Cuando Gauna entró en la fulgurante sala del Armenonville, cuando bordeó el lento y vivo tejido de máscaras que bailaban algún vago fox imitado de algún vago fox de los años anteriores, cuando olvidó su propósito, creyó que el buscado milagro estaba ocurriendo; creyó que la anhelada recuperación del estado de ánimo de 1927 por fin se producía y no sólo se producía en él sino también en sus amigos. Dirán algunos que nada muy extraño hay en todo esto; que él se había preparado psicológicamente, primero buscando esa recuperación y luego olvidándola, como quien deja una puerta abierta; y que también físicamente se había preparado, ya que el cansancio, al cabo de andar tres días completos bebiendo y trasnochando por los carnavales, debía de ser parecido en las dos ocasiones; y que por último, el Armenonville, tan lujoso, tan intenso de luz, de música y de máscaras, era un sitio único en su experiencia. Por cierto que esto no parece la descripción de un hecho mágico sino la descripción de un hecho psicológico; parece la descripción de algo que sólo hubiera ocurrido en el ánimo de Gauna y cuyos orígenes habría que buscarlos en el cansancio y en el alcohol. Pero me pregunto si después de esta descripción no quedan sin explicar algunas circunstancias de la última noche. Me pregunto también si tales circunstancias no serán inexplicables o, por lo menos, mágicas.

Después de unos minutos encontraron mesa. Cada uno examinó el sombrero de fantasía que tenía sobre la servilleta. Ante la hilaridad de los muchachos y la indiferencia del doctor, Pegoraro se probó el suyo; los demás los apartaron, con intención de llevarlos a casa como recuerdo.
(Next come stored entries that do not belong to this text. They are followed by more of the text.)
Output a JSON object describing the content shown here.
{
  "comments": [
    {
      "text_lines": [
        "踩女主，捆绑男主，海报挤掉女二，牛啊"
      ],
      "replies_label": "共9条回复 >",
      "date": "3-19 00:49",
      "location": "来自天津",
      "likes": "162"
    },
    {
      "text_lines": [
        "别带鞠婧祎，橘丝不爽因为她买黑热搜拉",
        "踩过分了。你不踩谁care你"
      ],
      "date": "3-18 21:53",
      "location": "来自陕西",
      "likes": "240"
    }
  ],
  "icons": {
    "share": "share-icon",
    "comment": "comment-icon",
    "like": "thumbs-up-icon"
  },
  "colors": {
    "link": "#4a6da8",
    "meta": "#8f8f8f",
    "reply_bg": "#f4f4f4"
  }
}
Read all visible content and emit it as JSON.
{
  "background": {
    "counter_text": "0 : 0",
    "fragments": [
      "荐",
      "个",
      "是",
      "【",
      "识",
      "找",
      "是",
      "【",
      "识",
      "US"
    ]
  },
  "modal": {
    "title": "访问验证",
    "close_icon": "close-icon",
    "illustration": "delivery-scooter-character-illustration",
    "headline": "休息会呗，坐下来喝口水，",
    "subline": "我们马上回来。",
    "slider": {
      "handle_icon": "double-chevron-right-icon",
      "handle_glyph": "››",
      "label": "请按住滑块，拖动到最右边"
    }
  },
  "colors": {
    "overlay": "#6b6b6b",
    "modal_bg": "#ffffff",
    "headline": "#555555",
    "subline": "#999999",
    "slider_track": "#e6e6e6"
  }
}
Brindaron con champagne y, al levantar la copa, ¿a quién vio Gauna, bebiendo junto al mostrador? Como él se dijo, es para no creerlo: a uno de los muchachitos del Lincoln, al rubio cabezón que en 1927 apareció en ese mismo local. Gauna no dudó de que si buscaba un poco más encontraría a los tres restantes: al de la guardia de boxeador y de las piernas cambadas; al pálido y alto; al de la cara de prócer del libro de Grosso. Volvió a llenar la copa y volvió a vaciarla, dos veces. Pero ¿es necesario recordar con quién llegaron al Armenonville esos muchachitos, en la noche del 27? Por cierto que no y por cierto que ante los incrédulos y absortos ojos de Gauna, contra el mismo mostrador, hacia la derecha, con un vestido de dominó idéntico al que llevaba en el 27, estaba, inconfundiblemente, la máscara.